In part because of the coronavirus pandemic, this spring has been especially busy. The center is seeking help from community members to feed and care for more than 500 young birds, operations manager Debbie Wayns said.
“For whatever reason, these ducklings were abandoned by mom, or mom was killed, and so then these babies aren’t old enough to survive on their own, so they were brought to us either by the public or by animal control,” Wayns explained.
More baby mallards are expected soon from nearby Disneyland, which usually drops off thousands every year so they are out of harm’s way at the busy theme park, Wayns said.
Last year, with the park closed because of the pandemic, the center didn’t get any ducklings from Disneyland.
With Disneyland reopening last Friday, Wayns expects to receive truckloads of ducklings again.
“For us to be so swamped with ducklings right now, and we’re not even getting Disneyland ducks, is a little scary,” she said, laughing.
Wayns attributed the influx of birds, in part, to the pandemic. People working from home are more likely to notice wild animals and take them to the center.
Most of the ducklings are the mallards commonly seen in parks, though rarer varieties sometimes find their way to the center.
Often, Wayns said, members of the public bring in wildlife from their backyards, mistakenly believing that the animals — for example, ducklings in a swimming pool — are in distress.
“If you see mom and ducklings around, leave mom and ducklings alone,” Wayns said, adding that people should refrain from feeding wild animals. “It’s only cute for two weeks until they start pooping in your pool or pooping your backyard. And then they have pet ducks!”
Ducks can travel up to three miles, Wayns said, and if the mother is still present, the birds are likely OK. Baby animals taken away from their mother or natural habitat will have a harder time adjusting to life in the wild.
“Their best chance of survival is really in the wild with their family,” she said.
Some animals do come to the Wetlands and Wildlife Care Center injured or, like the ducklings, orphaned. If an animal has noticeable wounds or blood on it, or if it has been attacked by a pet, it should be cared for professionally, according to Wayns.
The mission of Wetlands and Wildlife Care Center is to rehabilitate animals, raise them and release them back into the wild.

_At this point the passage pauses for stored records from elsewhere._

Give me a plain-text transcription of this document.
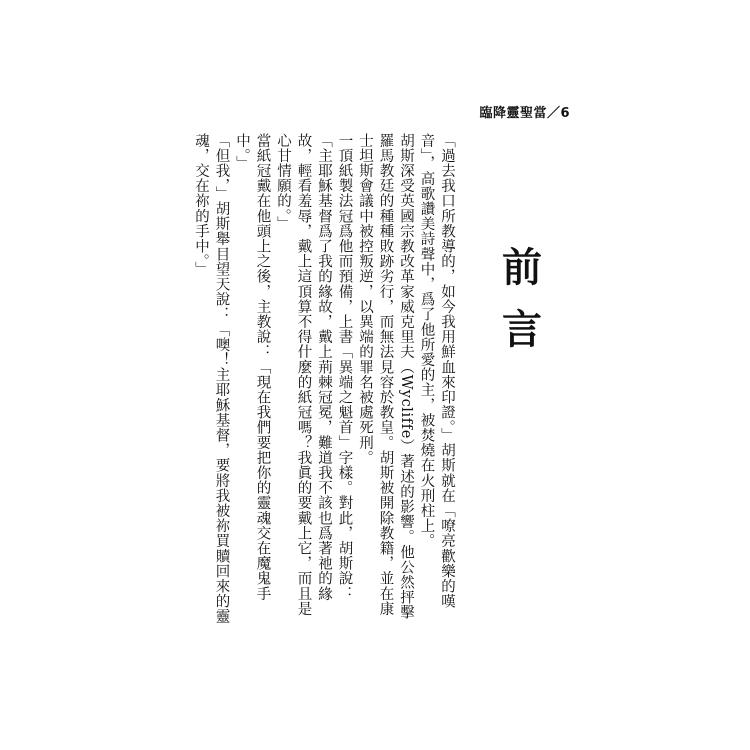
臨降靈聖當／6
前
言

「過去我口所教導的，如今我用鮮血來印證。」胡斯就在「嘹亮歡樂的嘆音」，高歌讚美詩聲中，爲了他所愛的主，被焚燒在火刑柱上。

胡斯深受英國宗教改革家威克里夫（Wycliffe）著述的影響。他公然抨擊羅馬教廷的種種敗跡劣行，而無法見容於教皇。胡斯被開除教籍，並在康士坦斯會議中被控叛逆，以異端的罪名被處死刑。

一頂紙製法冠爲他而預備，上書「異端之魁首」字樣。對此，胡斯說：「主耶穌基督爲了我的緣故，戴上荊棘冠冕，難道我不該也爲著祂的緣故，輕看羞辱，戴上這頂算不得什麼的紙冠嗎？我眞的要戴上它，而且是心甘情願的。」

當紙冠戴在他頭上之後，主教說：「現在我們要把你的靈魂交在魔鬼手中。」

「但我，」胡斯舉目望天說：「噢！主耶穌基督，要將我被祢買贖回來的靈魂，交在祢的手中。」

“If it’s hurt, if there’s any indication that it’s hurt or it’s sick, by all means bring it to us — and the sooner the better for that,” she said.
All those ducklings add up to many hungry mouths to feed.
The center posted a plea on Facebook on Monday, asking for donations of lettuce. Mustard greens, kale, Swiss chard and other greens poured in.
“The response has been wonderful,” said volunteer Belinda Shepherd. “It’s made a huge difference for us. We’re usually crying for lettuce.”
Shepherd, who usually spends one or two mornings a week at the center, begins her day with the baby ducks — giving them water, mincing the greens in a food processor and cleaning out their cages.
“That’s their favorite thing of the whole day is the lettuce,” Shepherd said. “Oh, my gosh, they love it ... they devour it.”
Many people donated another kind of green, too.
Wayns said the center received about $5,000 Monday, which will cover about three days of food and care for the animals. The center is soliciting more donations to keep the ducklings for the roughly two months they’ll spend there, until they’re fully feathered and ready to return to the wild.
The baby birds are kept in temperature-controlled nursery cages until they graduate to “elementary school,” “junior high” and “high school,” with increasingly more time spent outside and in pools until they are acclimated and able to be released, Wayns said.
“We get them from start to finish,” she said.
The center needs helping hands, too. About eight staff and 100 volunteers keep the place humming, caring for thousands of animals every day.
“The volunteers are our lifeline,” Wayns said. “If it wasn’t for them, we wouldn’t be able to do it.”